Reuters / Sergei Karpukhin |
Feb 1, 2013 | RT.com
With two decades to go before it can reprocess spent nuclear fuel, the US will have to bury nearly 70,000 tons of it, a research lab reports. It comes after Congress and the Obama administration defunded a planned nuclear waste repository in 2011.
The Oak Ridge National Laboratory, a facility that does research for the Department of Energy (DOE), said that "about 68,450 [metric tons] or about 98 percent of the total current inventory by mass, can proceed to permanent disposal without the need to ensure retrievability for reuse or research purposes" in its report, published near the end of 2012. The rest of the waste, the report said, could be kept available for research on fuel reprocessing and storage.
The report was fairly obscure until being cited in a DOE document that showed plans to find a new permanent waste dump after Congress and the Obama administration cut funding for the Yucca Mountain repository in 2011.
Reprocessing has little support in Washington due to concerns that spent fuel could fall into the wrong hands. Nevertheless the DOE started looking into reprocessing methods in 2005.
But following the March 2011 disaster at Japan's Fukushima Daiichi nuclear power plant, US officials became wary of recycling radioactive waste. The Blue Ribbon Commission on America's Nuclear Future, co-chaired by Energy Secretary Steven Chu, said that “no currently available or reasonably foreseeable reactor and fuel cycle technology developments — including advances in reprocessing and recycling technologies — have the potential to fundamentally alter the waste management challenges the nation confronts over at least the next several decades, if not longer” in a report.
Reprocessing was not taken off the table following the report, though, with American officials saying it was “premature for the United States to commit, as a matter of policy, to ‘closing’ the nuclear fuel cycle given the large uncertainties that exist about the merits and commercial viability of different fuel cycle and technology options."
The method is seen as a dangerous cash grab by anti-nuclear activists.

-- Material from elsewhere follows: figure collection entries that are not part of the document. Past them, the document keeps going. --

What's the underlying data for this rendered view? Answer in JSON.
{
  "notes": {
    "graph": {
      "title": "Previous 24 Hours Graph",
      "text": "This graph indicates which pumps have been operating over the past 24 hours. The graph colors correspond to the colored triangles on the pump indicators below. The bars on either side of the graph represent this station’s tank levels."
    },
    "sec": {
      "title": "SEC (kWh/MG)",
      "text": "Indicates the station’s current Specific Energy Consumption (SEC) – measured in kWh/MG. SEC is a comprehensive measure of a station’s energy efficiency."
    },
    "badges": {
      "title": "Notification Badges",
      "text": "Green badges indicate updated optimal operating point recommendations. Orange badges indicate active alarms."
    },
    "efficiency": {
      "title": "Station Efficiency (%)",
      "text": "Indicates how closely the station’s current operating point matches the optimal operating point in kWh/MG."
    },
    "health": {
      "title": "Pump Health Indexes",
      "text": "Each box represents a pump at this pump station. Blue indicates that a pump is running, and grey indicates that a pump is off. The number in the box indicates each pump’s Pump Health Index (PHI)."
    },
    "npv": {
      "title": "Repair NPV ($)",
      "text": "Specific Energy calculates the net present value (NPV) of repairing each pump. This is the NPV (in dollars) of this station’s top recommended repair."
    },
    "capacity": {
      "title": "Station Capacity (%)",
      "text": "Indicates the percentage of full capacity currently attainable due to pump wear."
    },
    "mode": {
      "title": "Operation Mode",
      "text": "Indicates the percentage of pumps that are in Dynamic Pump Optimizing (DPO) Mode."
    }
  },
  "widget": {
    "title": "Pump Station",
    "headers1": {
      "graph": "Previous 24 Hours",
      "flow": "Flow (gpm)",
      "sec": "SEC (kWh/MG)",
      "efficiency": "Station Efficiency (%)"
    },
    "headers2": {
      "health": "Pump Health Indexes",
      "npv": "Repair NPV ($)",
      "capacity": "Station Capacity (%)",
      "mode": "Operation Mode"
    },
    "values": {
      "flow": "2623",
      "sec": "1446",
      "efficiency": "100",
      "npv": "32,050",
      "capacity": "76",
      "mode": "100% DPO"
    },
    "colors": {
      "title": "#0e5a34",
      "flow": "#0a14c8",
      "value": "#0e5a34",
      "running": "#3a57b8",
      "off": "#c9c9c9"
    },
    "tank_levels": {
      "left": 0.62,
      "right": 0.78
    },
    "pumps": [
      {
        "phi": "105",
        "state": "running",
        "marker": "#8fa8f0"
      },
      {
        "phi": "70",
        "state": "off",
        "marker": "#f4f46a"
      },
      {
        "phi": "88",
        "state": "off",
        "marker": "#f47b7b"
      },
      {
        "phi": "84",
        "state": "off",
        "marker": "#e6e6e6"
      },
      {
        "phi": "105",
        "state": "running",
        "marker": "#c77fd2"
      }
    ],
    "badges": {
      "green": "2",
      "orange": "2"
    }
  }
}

“Recycling is a euphemism for reprocessing which is one of the worst polluters of the atmosphere and the ocean, and is a direct conduit to proliferation,” Mali Martha Lightfoot, executive director of the Helen Caldicott Foundation, told Forbes. “It is not really a solution to anything except how can the industry get more of our money. It also ups the ante for reactor accident danger, as in the case of Fukushima, because MOX fuel has plutonium in it.”
So-called MOX fuel, short for mixed-oxide, is used in nuclear warheads usually consists of a mix of plutonium and uranium.
The stock of used nuclear fuel currently held at 79 temporary locations in 34 US states “is massive, diverse, dispersed, and increasing,” according to the Oak Ridge report.